Au-delà de ces aspects généraux, il faut bien admettre que mesurer réellement le carbone dans le sol et déceler des variations, même fines, n’est pas chose facile. Lorsque l’on imagine qu’un point de matière organique dans un sol moyen représente entre 20 et 25 t de carbone, on commence à apprécier la difficulté. Comment gérer l’échantillonnage, la profondeur sondée ou les variations de densités apparentes et même de C/N ? Comment intègre-t-on le carbone qui est injecté en profondeur du profil par les racines et les exsudats racinaires ? Quel est son temps de résidence et quel est l’impact des pratiques culturales, du climat ou du changement d’affectation ? Voici quelques questions nouvelles qui risquent de donner un peu de travail à la recherche tout en nous apportant des informations nouvelles et stratégiques sur les matières organiques, les processus biologiques et plus globalement, le fonctionnement des sols.

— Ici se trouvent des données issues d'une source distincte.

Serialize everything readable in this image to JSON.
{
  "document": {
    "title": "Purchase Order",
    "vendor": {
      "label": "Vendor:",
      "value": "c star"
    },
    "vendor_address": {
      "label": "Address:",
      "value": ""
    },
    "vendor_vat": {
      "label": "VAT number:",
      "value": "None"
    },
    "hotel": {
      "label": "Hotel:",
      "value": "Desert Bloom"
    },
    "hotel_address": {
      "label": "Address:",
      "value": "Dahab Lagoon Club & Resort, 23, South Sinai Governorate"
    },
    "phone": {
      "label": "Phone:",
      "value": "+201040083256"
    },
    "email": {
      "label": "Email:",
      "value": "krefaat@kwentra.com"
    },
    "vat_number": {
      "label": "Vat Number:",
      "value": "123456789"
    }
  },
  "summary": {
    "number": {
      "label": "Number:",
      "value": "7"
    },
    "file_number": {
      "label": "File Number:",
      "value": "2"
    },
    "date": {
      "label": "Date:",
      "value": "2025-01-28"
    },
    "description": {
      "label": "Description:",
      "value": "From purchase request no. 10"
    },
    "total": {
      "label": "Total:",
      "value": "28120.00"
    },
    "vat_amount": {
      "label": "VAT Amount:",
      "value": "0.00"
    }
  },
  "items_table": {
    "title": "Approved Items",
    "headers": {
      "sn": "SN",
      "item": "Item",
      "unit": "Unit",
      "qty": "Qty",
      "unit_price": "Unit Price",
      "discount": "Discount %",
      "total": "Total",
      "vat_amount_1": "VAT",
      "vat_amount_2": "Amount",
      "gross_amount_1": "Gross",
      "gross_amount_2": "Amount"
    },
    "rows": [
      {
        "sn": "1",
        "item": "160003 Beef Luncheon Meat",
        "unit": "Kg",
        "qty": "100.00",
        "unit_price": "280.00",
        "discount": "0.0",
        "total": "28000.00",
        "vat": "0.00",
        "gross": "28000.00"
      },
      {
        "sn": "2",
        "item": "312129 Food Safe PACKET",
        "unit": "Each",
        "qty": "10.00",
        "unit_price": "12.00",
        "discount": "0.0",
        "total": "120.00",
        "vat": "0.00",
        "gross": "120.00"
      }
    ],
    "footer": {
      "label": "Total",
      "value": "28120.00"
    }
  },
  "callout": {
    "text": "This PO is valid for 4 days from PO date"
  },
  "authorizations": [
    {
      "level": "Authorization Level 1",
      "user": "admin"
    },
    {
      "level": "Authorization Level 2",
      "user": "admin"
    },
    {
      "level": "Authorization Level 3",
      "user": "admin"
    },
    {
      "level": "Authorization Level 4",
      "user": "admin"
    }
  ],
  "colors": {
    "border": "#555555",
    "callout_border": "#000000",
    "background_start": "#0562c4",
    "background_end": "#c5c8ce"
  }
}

Enfin, comment vont-être intégrés et donc récompensés les efforts déjà consentis par les pionniers qui ont pour certains déjà fait progresser leurs sols d’un point de MO, voire plus ? Même si leurs terres peuvent encore intégrer du carbone et certainement beaucoup plus que les modèles classiques ne le prévoient, il serait juste que cette course à la séquestration du carbone leur offre quelques royalties afin de reconnaître leur travail qui a permis de développer un savoir-faire accessible à tous aujourd’hui et l’importance de leurs engagements précoces pour l’ACS.